Y si quieres hacer un rato de oración sobre el tema, aquí tienes una canción que a lo mejor te ayuda para empezar.

Deseos

Estos días todos hemos recibido felicitaciones de Navidad y Año Nuevo. Religiosas y laicas. De amigos, de clientes, comerciales o de nuestras comunidades. Y en estos casos uno se da cuenta de lo fácil que es llenar un papel de palabras bonitas y frases hechas. Pero también de cuándo esas palabras surgen desde el corazón. De cuando suponen un deseo real y profundo de que la vida del otro cambie a mejor.

Por eso desde esta página queremos haceros llegar un deseo sencillo para el nuevo año.
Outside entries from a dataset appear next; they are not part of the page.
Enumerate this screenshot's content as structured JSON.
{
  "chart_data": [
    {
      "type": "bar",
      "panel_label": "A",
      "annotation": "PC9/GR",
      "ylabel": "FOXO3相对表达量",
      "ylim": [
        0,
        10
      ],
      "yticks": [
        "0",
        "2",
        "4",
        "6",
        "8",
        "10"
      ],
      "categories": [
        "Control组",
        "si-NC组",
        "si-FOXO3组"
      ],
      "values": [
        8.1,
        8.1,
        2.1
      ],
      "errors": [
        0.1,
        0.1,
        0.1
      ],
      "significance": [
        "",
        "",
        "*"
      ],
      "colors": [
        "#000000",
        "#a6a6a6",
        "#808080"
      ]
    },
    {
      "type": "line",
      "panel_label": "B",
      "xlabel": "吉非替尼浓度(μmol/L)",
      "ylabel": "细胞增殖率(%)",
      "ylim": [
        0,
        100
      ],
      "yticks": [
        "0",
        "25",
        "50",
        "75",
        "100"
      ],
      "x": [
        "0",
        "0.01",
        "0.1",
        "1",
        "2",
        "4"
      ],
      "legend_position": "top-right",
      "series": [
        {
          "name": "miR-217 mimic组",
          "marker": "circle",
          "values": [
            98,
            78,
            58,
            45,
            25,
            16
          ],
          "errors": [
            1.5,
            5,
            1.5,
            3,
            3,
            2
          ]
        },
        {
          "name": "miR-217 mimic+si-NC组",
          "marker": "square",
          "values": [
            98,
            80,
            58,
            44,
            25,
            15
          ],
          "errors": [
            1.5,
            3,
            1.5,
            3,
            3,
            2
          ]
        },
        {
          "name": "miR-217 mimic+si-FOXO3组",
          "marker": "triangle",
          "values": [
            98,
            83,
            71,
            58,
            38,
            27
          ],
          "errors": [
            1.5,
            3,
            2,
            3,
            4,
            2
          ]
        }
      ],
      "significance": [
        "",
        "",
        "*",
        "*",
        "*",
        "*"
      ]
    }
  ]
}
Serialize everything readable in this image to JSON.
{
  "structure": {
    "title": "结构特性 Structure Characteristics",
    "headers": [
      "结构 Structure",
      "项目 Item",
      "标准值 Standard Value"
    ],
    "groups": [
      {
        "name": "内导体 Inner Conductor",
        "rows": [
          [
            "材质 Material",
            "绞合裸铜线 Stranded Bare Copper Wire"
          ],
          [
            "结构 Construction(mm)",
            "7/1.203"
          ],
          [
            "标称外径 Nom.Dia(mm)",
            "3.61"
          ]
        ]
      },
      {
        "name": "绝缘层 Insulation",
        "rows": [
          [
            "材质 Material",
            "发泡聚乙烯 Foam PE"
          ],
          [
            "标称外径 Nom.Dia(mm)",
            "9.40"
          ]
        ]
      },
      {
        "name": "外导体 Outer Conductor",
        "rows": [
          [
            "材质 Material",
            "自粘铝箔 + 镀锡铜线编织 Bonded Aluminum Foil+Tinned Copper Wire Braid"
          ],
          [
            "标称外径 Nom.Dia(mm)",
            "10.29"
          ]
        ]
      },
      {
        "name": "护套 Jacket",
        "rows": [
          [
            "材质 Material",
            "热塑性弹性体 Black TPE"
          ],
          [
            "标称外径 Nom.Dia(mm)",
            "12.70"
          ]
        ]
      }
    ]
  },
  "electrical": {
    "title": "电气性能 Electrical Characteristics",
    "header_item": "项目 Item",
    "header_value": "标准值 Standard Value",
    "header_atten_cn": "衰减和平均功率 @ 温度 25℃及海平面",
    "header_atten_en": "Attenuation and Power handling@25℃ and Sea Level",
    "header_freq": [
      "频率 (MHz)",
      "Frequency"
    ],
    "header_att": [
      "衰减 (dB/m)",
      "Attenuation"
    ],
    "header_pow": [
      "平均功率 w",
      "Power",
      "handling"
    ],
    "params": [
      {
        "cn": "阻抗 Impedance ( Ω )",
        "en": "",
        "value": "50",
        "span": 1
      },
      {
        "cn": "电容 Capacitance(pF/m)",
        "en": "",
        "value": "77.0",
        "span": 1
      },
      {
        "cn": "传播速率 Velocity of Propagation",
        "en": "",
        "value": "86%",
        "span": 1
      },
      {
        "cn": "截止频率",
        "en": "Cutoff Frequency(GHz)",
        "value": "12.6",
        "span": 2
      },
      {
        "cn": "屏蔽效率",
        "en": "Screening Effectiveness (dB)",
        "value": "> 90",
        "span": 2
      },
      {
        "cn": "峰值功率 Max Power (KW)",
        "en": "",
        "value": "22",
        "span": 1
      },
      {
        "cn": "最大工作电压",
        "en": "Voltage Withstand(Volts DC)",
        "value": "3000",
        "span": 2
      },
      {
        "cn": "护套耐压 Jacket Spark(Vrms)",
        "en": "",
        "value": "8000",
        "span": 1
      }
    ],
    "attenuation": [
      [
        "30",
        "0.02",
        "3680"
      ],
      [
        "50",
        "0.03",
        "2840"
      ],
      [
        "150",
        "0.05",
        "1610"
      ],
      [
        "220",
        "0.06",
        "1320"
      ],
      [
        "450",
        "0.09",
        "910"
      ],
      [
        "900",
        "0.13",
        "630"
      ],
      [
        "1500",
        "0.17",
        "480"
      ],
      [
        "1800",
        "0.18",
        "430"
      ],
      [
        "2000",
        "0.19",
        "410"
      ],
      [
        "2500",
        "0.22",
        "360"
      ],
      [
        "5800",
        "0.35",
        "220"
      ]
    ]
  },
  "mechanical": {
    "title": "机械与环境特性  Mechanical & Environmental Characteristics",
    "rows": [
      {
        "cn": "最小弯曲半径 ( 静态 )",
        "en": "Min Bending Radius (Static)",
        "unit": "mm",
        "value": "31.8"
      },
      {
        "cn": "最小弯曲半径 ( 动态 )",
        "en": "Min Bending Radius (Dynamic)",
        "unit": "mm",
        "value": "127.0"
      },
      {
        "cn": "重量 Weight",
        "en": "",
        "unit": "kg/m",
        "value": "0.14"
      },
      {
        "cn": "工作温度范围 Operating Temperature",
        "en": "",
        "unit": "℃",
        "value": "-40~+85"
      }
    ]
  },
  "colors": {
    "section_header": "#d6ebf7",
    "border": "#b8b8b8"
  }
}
Desde el corazón y porque creemos que es de lo mejor que podréis recibir:

Que en este año nuestros deseos de conocer más a Dios y de que ocupe un lugar importante en nuestra vida vayan en aumento. Que nunca nos falte la sed de Dios. Y si nos falta, que tengamos la fuerza para pedir que crezcan en nosotros nuevos deseos de estar a su lado.